Alright, urban warriors and road-trippers alike, let's pull over for a moment and ponder something that's been rattling around in my brain like a loose lug nut: the peculiar practice of naming interstates and highways.
Now, I get it when we name streets and roads. They're the capillaries of our communities, the asphalt arteries that lead us home, to work, to that ridiculously good taco truck, or to the park where we scraped our knees as kids. Whether you grew up on a dusty country lane or a bustling city block, those streets carry stories. They have names, not numerical codes, because they're woven into the fabric of our lives. They're special. They hold emotional weight.
But highways? Interstates? Who, in the name of all that is walkable, lives on a highway?
The practice of giving these concrete behemoths names – the "Ronald Reagan Freeway," the "Martin Luther King Jr. Expressway," the "Some Obscure Politician Bypass" – always feels a bit forced, doesn't it? It's usually a thinly veiled attempt to inflate the ego of some political figure, perhaps a truly deserving one, but rarely someone who had anything (beyond passing the funding bill) to do with the actual construction or daily experience of that highway. Because, let's be honest, no one did. People don't grow up on highways. They're not special.
And trying to infuse some kind of emotional connection into them by slapping on a name instead of an appropriate alphanumeric code? That's just a cynical attempt to get us to "identify" with these concrete monstrosities, especially those that slice and dice our urban landscapes. It's a psychological sleight of hand, trying to distract us from identifying them for what they often are: destructive elements inside the city. They sever communities, create noise pollution, and prioritize speed over human scale. Yet, here we are, expected to feel warm and fuzzy about the "Governor So-and-So Memorial Parkway."
This curious case of mistaken identity extends, quite ironically, to the very vehicles that traverse these named non-places. Turn on the TV, open a magazine, or scroll through your feed, and you'll see cars being advertised and discussed as if they're extensions of your soul. Your car, they whisper, shows your "personality," your "individuality." You're rugged. You're sleek. You're adventurous. You're… a mass-produced product rolling off an assembly line, indistinguishable from the other 50,000 made that week, over which you had virtually no control.
Isn't it a bit ridiculous? Your personality, your individuality, isn't something that comes pre-packaged with heated seats and a panoramic sunroof. It's something that truly comes alive in the "eye of the beholder." It's forged in the nuanced dance of human interaction. Your personality isn't created in a vacuum; it appears in the minds of the people you interact with.
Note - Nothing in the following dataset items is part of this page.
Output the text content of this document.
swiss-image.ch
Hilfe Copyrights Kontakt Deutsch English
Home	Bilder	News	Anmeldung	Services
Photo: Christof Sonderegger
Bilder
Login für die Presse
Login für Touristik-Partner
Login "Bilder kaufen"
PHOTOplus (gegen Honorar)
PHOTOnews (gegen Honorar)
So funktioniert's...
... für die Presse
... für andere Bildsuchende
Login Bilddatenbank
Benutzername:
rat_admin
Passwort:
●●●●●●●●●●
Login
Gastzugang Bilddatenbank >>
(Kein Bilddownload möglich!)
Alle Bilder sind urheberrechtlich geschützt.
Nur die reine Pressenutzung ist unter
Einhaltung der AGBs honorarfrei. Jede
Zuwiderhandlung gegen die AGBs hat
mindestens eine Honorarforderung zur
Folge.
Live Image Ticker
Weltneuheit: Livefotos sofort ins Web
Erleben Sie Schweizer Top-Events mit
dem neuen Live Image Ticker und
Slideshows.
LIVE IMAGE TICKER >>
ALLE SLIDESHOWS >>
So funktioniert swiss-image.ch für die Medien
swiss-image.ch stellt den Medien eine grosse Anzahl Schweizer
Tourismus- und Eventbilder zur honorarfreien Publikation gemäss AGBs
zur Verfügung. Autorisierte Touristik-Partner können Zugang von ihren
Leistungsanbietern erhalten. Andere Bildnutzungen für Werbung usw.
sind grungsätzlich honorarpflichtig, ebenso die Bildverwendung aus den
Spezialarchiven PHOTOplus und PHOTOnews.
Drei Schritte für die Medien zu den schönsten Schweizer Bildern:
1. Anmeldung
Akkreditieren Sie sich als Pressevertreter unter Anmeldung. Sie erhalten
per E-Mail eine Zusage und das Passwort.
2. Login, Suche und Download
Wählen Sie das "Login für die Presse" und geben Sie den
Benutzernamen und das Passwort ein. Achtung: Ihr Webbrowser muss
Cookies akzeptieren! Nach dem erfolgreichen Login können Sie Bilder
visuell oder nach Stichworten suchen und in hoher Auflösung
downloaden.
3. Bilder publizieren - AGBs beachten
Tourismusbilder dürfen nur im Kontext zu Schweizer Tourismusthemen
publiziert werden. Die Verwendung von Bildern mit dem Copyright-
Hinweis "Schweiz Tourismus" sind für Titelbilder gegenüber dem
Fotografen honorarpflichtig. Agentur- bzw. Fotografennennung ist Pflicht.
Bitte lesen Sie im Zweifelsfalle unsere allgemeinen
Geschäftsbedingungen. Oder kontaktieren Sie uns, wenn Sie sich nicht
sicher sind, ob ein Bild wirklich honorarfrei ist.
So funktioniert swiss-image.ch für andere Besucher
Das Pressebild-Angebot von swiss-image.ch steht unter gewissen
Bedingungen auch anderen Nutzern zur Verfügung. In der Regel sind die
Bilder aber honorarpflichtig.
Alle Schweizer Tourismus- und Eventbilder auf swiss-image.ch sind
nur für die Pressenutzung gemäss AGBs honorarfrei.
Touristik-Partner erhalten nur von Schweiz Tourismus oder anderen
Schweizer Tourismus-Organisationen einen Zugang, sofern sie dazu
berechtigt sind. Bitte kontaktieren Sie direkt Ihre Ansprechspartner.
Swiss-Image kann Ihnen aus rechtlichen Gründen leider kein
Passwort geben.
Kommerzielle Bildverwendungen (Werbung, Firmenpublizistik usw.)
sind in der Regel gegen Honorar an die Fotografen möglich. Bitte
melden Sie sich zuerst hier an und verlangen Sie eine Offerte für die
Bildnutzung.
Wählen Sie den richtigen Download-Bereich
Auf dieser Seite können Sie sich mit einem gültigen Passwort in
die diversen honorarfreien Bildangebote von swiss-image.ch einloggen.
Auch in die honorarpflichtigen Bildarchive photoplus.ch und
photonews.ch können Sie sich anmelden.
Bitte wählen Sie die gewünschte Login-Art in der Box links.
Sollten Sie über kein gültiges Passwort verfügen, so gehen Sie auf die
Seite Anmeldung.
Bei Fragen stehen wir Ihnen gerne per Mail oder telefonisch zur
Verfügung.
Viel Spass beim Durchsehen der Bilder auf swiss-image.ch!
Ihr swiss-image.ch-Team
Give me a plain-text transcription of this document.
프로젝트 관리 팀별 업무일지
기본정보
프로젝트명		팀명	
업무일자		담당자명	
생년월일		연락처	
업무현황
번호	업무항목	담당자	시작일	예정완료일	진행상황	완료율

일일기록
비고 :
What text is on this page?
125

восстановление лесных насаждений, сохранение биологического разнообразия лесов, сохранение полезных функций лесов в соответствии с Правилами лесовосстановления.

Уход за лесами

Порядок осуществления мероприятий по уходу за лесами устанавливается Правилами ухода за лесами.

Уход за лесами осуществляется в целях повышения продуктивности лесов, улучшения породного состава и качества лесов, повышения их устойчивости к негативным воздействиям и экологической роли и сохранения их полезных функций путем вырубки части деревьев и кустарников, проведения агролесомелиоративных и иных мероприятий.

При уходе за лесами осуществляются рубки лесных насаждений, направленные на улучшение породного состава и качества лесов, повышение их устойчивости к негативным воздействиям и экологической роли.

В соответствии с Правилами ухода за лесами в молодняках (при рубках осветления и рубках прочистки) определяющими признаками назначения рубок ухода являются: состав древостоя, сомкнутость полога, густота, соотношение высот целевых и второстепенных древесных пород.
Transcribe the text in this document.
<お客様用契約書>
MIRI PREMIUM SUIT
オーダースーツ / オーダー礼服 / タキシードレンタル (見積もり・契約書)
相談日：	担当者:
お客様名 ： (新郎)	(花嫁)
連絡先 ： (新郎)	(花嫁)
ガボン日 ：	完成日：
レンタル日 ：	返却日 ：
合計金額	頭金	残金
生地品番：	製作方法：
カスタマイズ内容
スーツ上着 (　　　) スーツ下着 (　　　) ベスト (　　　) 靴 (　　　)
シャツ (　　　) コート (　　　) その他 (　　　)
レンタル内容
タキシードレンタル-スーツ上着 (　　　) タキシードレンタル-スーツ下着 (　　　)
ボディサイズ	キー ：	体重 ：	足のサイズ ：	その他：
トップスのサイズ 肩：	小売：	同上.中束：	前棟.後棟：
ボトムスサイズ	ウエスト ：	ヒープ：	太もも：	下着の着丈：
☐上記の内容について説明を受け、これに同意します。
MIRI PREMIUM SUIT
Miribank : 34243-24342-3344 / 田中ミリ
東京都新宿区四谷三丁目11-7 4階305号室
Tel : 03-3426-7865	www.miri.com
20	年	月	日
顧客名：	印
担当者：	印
And here’s the kicker: you interact with far, far more people when you're walking down a bustling street, waiting for a bus, sharing a train car, or even just biking past a cafe, than you ever do cocooned in your metal bubble. Those chance encounters, the shared glances, the accidental conversations, the subtle navigation of public space – that's where your personality and individuality truly shine and are perceived.
They've confused individuality with isolation inside that car. They sell us the myth of unique identity through a product that reinforces our separation, while simultaneously trying to humanize the very infrastructure that facilitates that separation. Perhaps it's time we peel back the layers of clever marketing and political posturing, and remember that true connection, and true personality, happens on the human-scaled streets, not the named highways that whisk us past them.